It is unacceptable and, in light of Loving, unconstitutional to continue to deny lesbians and gay men who are themselves citizens of the United States this basic, vital, personal right. It does not matter if there are substantial pockets of resistance. It does not matter if these are buttressed by religious justifications. If there are people who do not want gay or lesbian marriage then most certainly they need not be required to engage in one.
The fallback position of allowing each state to decide for itself whether to sanction same-gender marriages is similarly untenable. The notion that human rights and equality are subjects for experimentation in state laboratories is a moribund and morally bankrupt idea; there are no appropriate referenda for deciding whether to extend to all citizens human dignity. What is more, if “inalienable” has any meaning, then it defies a majority’s right to separate the individual from her or his fundamental (vital) right. The lie underneath the leave-it-to-the-states argument is demonstrated by the unwillingness of numerous states to honor the gay and lesbian marriages sanctioned elsewhere. Out-of-state driver’s license? Honored. Marriage license? Not necessarily, not if it involves individuals that we, in our state, do not embrace and would continue to disenfranchise.

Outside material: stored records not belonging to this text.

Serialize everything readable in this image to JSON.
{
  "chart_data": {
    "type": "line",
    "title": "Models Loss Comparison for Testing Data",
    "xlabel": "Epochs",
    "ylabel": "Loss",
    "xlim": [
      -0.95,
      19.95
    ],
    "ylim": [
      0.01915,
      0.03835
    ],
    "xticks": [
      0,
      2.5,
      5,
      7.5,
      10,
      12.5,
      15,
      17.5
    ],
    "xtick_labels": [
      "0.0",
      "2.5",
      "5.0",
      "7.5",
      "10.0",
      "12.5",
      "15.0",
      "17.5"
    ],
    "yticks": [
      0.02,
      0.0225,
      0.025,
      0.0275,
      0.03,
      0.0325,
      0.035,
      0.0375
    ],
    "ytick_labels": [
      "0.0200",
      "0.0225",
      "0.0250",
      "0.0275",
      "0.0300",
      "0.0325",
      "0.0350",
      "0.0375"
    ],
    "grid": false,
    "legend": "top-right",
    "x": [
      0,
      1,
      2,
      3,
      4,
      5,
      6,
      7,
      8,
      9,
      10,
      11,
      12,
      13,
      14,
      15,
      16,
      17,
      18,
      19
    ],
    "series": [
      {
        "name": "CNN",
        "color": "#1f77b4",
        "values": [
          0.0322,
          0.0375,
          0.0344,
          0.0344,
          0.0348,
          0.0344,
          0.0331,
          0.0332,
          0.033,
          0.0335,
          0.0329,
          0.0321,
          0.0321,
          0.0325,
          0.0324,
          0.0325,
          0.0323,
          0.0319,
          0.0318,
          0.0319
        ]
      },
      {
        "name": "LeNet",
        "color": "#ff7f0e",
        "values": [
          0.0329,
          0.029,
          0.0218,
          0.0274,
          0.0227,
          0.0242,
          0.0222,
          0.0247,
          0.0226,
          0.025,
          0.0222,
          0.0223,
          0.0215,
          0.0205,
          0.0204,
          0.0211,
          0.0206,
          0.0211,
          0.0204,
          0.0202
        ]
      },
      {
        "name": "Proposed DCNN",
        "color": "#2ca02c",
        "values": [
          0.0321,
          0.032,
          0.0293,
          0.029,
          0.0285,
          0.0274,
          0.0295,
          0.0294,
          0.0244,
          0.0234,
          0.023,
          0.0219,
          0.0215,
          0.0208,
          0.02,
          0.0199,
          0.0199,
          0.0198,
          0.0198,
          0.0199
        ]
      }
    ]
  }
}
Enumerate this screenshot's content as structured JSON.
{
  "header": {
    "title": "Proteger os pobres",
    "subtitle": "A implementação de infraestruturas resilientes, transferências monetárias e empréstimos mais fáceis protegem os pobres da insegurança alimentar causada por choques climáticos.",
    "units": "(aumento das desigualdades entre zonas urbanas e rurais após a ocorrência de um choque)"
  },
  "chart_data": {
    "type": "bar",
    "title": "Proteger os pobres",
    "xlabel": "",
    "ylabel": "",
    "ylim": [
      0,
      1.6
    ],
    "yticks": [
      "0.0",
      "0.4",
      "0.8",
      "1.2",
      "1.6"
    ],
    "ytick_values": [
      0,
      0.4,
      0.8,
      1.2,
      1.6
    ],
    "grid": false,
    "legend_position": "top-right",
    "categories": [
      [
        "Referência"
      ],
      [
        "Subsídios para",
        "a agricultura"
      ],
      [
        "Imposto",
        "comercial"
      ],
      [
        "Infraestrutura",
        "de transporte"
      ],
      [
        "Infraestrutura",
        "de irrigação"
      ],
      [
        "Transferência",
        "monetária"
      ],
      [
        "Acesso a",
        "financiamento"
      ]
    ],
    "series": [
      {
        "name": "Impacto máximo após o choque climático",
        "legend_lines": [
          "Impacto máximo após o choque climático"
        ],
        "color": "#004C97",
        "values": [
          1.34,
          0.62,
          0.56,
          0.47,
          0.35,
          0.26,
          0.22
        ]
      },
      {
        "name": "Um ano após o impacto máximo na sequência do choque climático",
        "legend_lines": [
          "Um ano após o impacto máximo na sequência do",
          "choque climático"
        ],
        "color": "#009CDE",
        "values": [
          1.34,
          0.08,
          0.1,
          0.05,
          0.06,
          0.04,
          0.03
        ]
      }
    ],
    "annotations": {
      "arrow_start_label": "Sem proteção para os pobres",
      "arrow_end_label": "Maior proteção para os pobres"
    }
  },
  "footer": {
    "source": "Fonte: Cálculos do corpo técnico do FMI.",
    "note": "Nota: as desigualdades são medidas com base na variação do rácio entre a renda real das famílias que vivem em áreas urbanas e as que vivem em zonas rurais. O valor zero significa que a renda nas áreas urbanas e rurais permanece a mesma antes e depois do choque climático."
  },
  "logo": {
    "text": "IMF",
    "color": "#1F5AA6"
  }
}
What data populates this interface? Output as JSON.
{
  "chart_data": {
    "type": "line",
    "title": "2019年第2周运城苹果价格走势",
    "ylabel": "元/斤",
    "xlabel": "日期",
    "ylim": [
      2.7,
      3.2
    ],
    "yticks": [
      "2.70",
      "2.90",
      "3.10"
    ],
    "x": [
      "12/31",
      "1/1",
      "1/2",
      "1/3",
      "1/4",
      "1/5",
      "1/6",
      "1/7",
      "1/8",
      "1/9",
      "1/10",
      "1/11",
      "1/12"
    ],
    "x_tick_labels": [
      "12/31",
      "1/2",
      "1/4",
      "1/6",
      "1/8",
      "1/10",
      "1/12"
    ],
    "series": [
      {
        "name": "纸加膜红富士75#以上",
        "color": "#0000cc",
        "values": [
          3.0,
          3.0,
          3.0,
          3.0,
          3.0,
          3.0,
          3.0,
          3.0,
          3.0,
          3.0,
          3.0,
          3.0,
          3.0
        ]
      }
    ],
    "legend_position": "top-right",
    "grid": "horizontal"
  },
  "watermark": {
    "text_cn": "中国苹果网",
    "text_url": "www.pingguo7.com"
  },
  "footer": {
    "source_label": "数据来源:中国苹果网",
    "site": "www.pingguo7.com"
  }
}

To address three counterarguments in succession: 1. Tradition. Response: Sexism is a tradition; racism is a tradition; religious bigotry is a tradition; slavery was a tradition. That argument is insufficient. 2. Slippery slope. Response: Does anyone seriously believe that if I marry another male, brothers and sisters will begin copulating with one another as well as with their pet iguanas, and then insist on the right to marry as group? That is as laughable as it is offensive. That argument is indefensible. 3. The compelling need to protect the bedrock of civilization. Response: If civilization’s bedrock can crumble if Tim Koch takes a husband, society’s foundation rests on something puny and unreliable indeed. Why not institute a much more powerful social, political, and spiritual bedrock, something a little more structurally sound? Something, say, like Loving.
[1] Loving v. Virginia, 388 U.S. 1 (1967).
[2] Id. at 12.
[3] Though the language of the Court’s ruling already quoted speaks of free “men,” it is assumed here that the Court envisioned marriage arrangements that also included women.